А впрочем… впрочем, что толку жалеть о том, что невозможно изменить? Уж такова, видно, твоя судьба, парень… Так что хватит ныть, выпей глоток-другой для поднятия духа и отправляйся на поиски развлечений.
Рабочий день окончен, и слава богу. Остается только кое-как убить вечер, и можно считать, что еще одни сутки канули в вечность, приблизив его на целых двадцать четыре часа к завершению скорбного жизненного пути — без любви, без друзей, без денег и без надежд на перемены к лучшему…
Как, Гарри Джодди, как ты дошел до такого? — спросил он себя, но не ответил, а вместо этого махнул рукой и сделал еще глоток из стакана. Какой смысл задавать в тысячу первый раз этот вопрос, когда и так прекрасно знаешь ответ? Сколько ни вспоминай, сколько ни сожалей, сколько ни терзай себя, а изменить прошлое невозможно.
Ах, Дженни, Дженни, как ты могла? Почему? Что тебя заставило? О, Дженни… За что отняла у меня все, даже меня самого?
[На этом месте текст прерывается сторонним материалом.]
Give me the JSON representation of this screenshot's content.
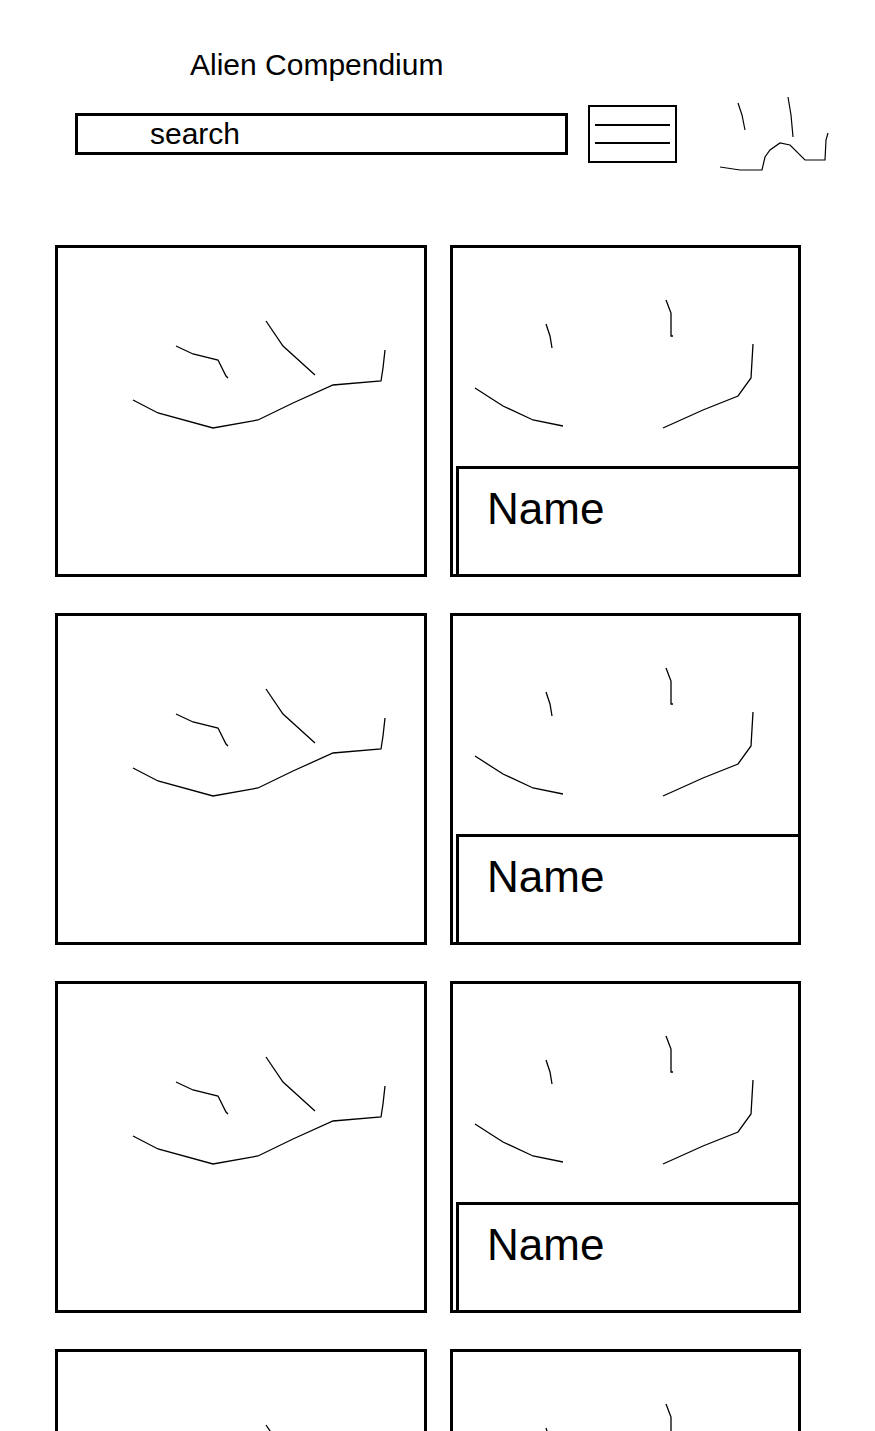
{
  "app": {
    "title": "Alien Compendium"
  },
  "search": {
    "placeholder": "search"
  },
  "cards": [
    {
      "kind": "profile"
    },
    {
      "kind": "front",
      "name": "Name"
    },
    {
      "kind": "profile"
    },
    {
      "kind": "front",
      "name": "Name"
    },
    {
      "kind": "profile"
    },
    {
      "kind": "front",
      "name": "Name"
    },
    {
      "kind": "profile"
    },
    {
      "kind": "front"
    }
  ]
}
Гарри застонал. Но не от боли, а от отчаяния. От того, что потерял… потерял что-то очень важное, жизненно важное… И не только возлюбленную… нет, конечно нет. От этого люди не страдают так подолгу. Он потерял веру — в себя, в женщин, более того, в саму возможность любви и счастья — настолько, что теперь уже и не желал повторения.
После ухода Дженни дело обстояло еще не так плохо. Гарри метался, орал, стонал, рыдал — это все было, да, и это было прекрасно. Потому что он чувствовал. Чувствовал!
Но часы медленно и неумолимо складывались в дни, дни — в недели, в месяцы…
После почти года страданий случилось самое страшное. Ему вдруг стало безразлично, где эта женщина, с кем она спит, кому говорит слова любви. Даже то, что его самого считает жалким импотентом. Боль исчезла, а на ее место заступило равнодушие — серое, невыразительное, томительно-скучное…
Поначалу Гарри вздохнул с облегчением, но вскоре понял, что, перестав страдать, перестал и жить. Яркие краски жизни сменились бесцветностью существования.
В таком состоянии он продолжал пребывать и по сию пору, лишь изредка, вот как сейчас, вспоминая, что бывает и по-другому, и испытывая приступы отчаяния.
Просидев, покачиваясь, несколько минут, Гарри все же сумел собрать достаточно сил, чтобы покинуть душное помещение и встретиться с не менее душным июльским вечером.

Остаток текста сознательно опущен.